Зотушка тоже пришел посмотреть на жениха и остался им недоволен по всем статьям.

– Привезла нам Алена Евстратьевна какого-то ратника, – ворчал он в своем флигельке. – Он, жених-то, вон как буркалами своими ворочает и еще прикидывается: «Не пью!» Знаем мы вас, как вы не пьете, а только за ухо льете.

После необходимых переговоров и церемоний показали жениху и невесту, причем, конечно, о сватовстве не было и речи, а все говорили о самых посторонних вещах. Нюше жених тоже не понравился, хотя ее об этом никто и не спрашивал.
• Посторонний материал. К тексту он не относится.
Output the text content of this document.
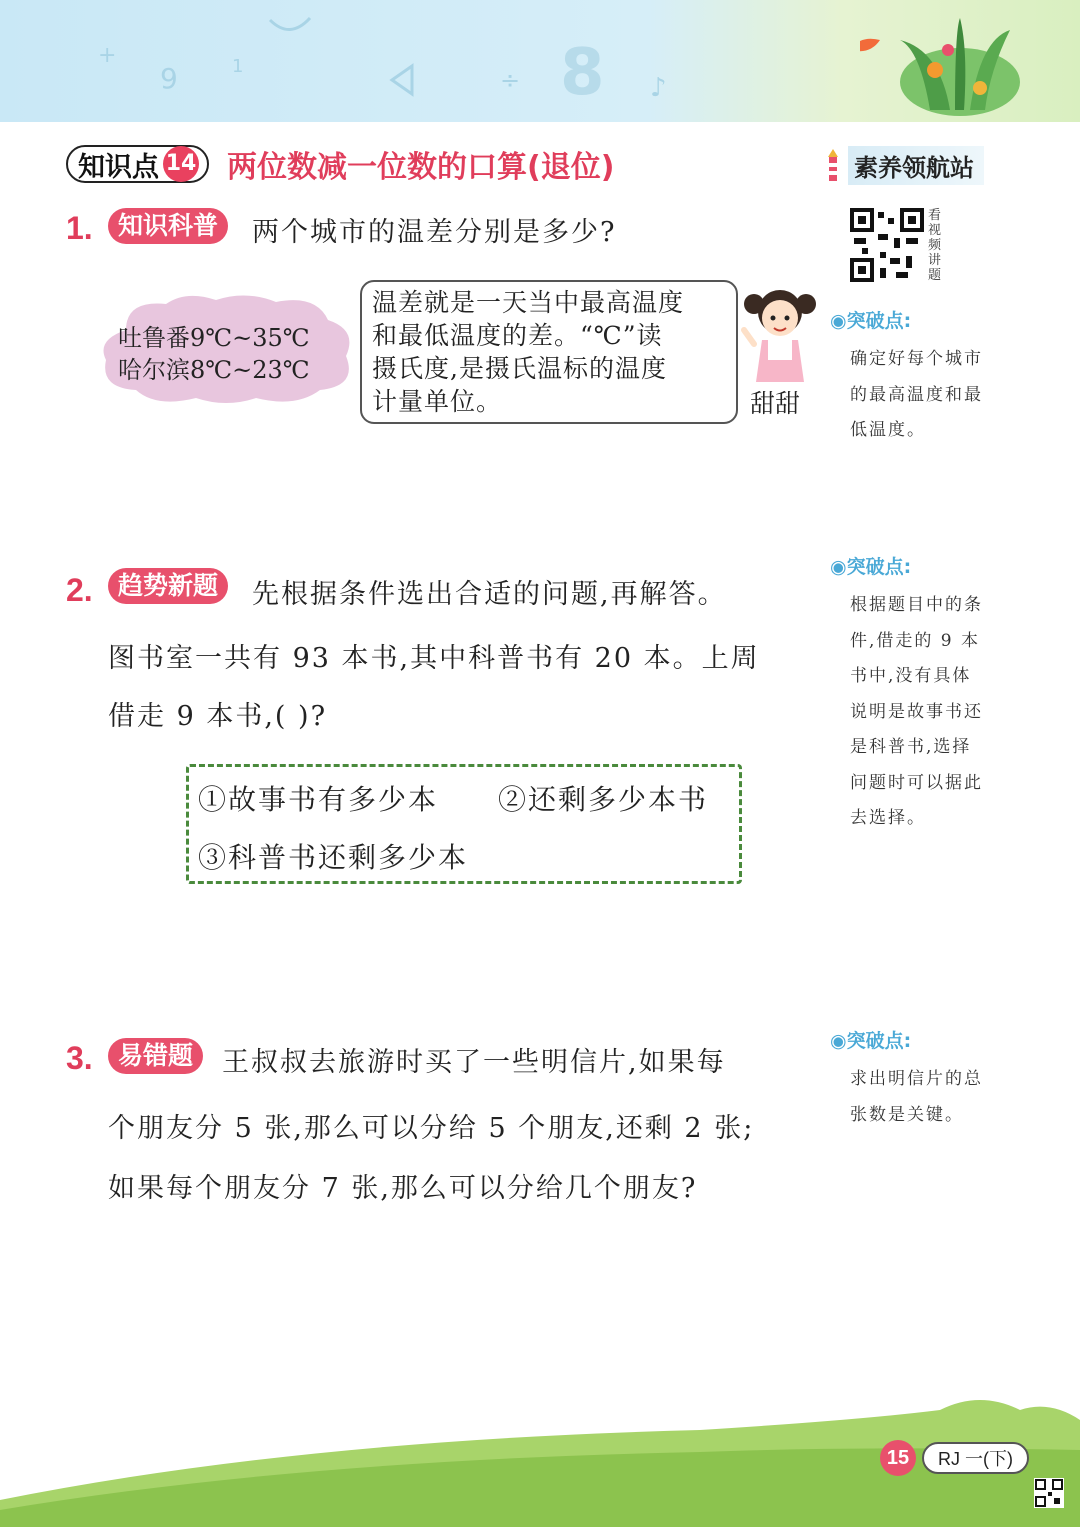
9	1
+
÷ 8 ♪
知识点 14 两位数减一位数的口算(退位)	素养领航站
看视频讲题
1.	知识科普	两个城市的温差分别是多少?
吐鲁番9℃~35℃
哈尔滨8℃~23℃
温差就是一天当中最高温度
和最低温度的差。“℃”读
摄氏度,是摄氏温标的温度
计量单位。	甜甜
◉突破点:
确定好每个城市
的最高温度和最
低温度。
2.	趋势新题	先根据条件选出合适的问题,再解答。
图书室一共有 93 本书,其中科普书有 20 本。上周
借走 9 本书,( )?
①故事书有多少本 ②还剩多少本书
③科普书还剩多少本
◉突破点:
根据题目中的条
件,借走的 9 本
书中,没有具体
说明是故事书还
是科普书,选择
问题时可以据此
去选择。
3.	易错题	王叔叔去旅游时买了一些明信片,如果每
个朋友分 5 张,那么可以分给 5 个朋友,还剩 2 张;
如果每个朋友分 7 张,那么可以分给几个朋友?
◉突破点:
求出明信片的总
张数是关键。
15	RJ 一(下)
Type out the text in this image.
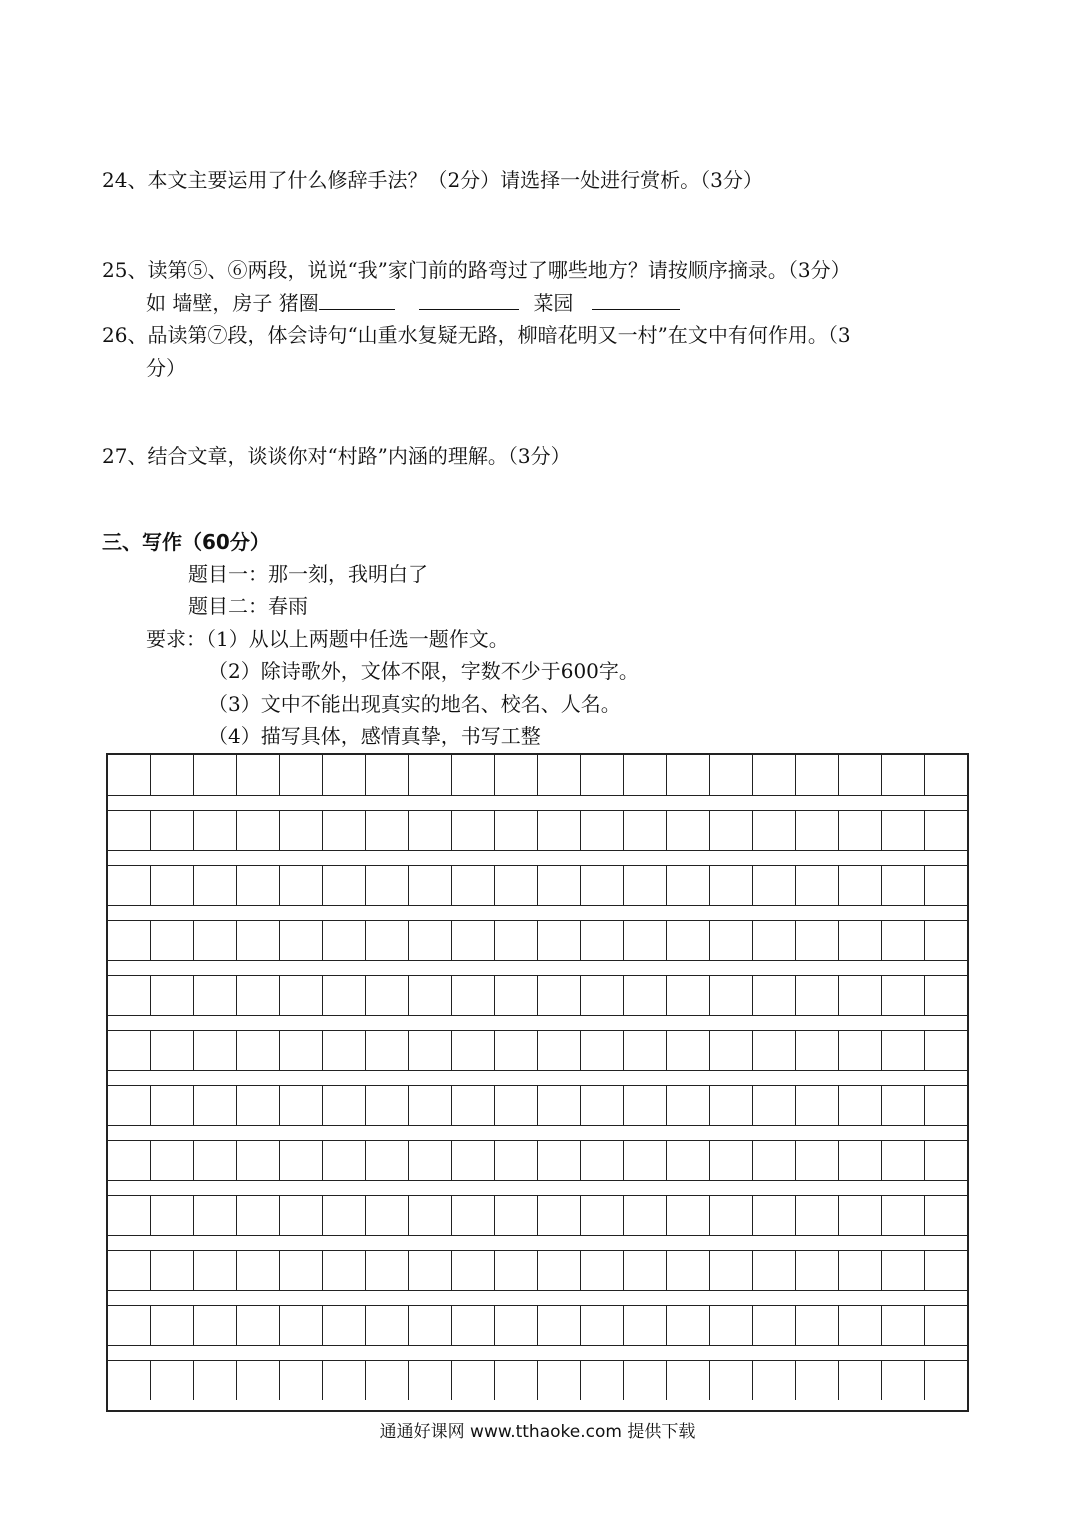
24、本文主要运用了什么修辞手法？（2分）请选择一处进行赏析。（3分）
25、读第⑤、⑥两段，说说“我”家门前的路弯过了哪些地方？请按顺序摘录。（3分）
如 墙壁，房子 猪圈	菜园
26、品读第⑦段，体会诗句“山重水复疑无路，柳暗花明又一村”在文中有何作用。（3
分）
27、结合文章，谈谈你对“村路”内涵的理解。（3分）
三、写作（60分）
题目一：那一刻，我明白了
题目二：春雨
要求：（1）从以上两题中任选一题作文。
（2）除诗歌外，文体不限，字数不少于600字。
（3）文中不能出现真实的地名、校名、人名。
（4）描写具体，感情真挚，书写工整
通通好课网 www.tthaoke.com 提供下载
Чтобы поднять свои курсы, Алена Евстратьевна пригласила о. Крискента в качестве эксперта, которому такие дела уж должны быть известны доподлинно, потому что в год-то он сколько свадеб свенчает. Отец Крискент нашел как раз то, что желала Алена Евстратьевна, и, побеседовав с Павлом Митричем о разных духовных предметах, выразился о нем в разговоре с Татьяной Власьевной так:

– С головой человек.

– Сама вижу, отец Крискент, что не без головы, да только ведь в него не влезешь, – сомневалась Татьяна Власьевна. – Ведь не шуточное дело затевается.

– Совершенно справедливо изволите руссуждать.

Дело заварилось не на шутку и, при содействии о. Крискента, скоро было кончено: Нюша была помолвлена за Косякова. Эта новость облетела весь Белоглинский завод и еще раз сделала брагинскую семью героем дня, причем толкам и пересудам конца не было. Одни говорили, что Косяков богач и отличный человек, другие – что он прощелыга и прохвост, третьи – что женится – переменится, и т. д. В брагинском доме теперь шла настоящая сумятица, которую производили свадебные подруги Нюши: они шили, пели и наполняли дом беззаботным смехом. Присутствие Михалки и Володьки Пятова особенно одушевляло эту компанию, хотя Татьяна Власьевна и не особенно жаловала своих недругов, но уж случай такой вышел, что сердиться не приходилось. Павел Митрич держал себя как и следует настоящему жениху: осыпал всех подарками, постоянно целовался с невестой и угощал встречного и поперечного. Но первая роль, конечно, принадлежала моднице Алене Евстратьевне, которая всеми верховодила и распоряжалась, как у себя дома. Она поспевала везде: все видела и ничего не забывала. Только одно было нехорошо на этой свадьбе-скороспелке: невеста была круглая сирота, и поэтому пелись все такие печальные песни, которые превращали свадьбу в поминки, да и невеста была такая скучная и часто плакала.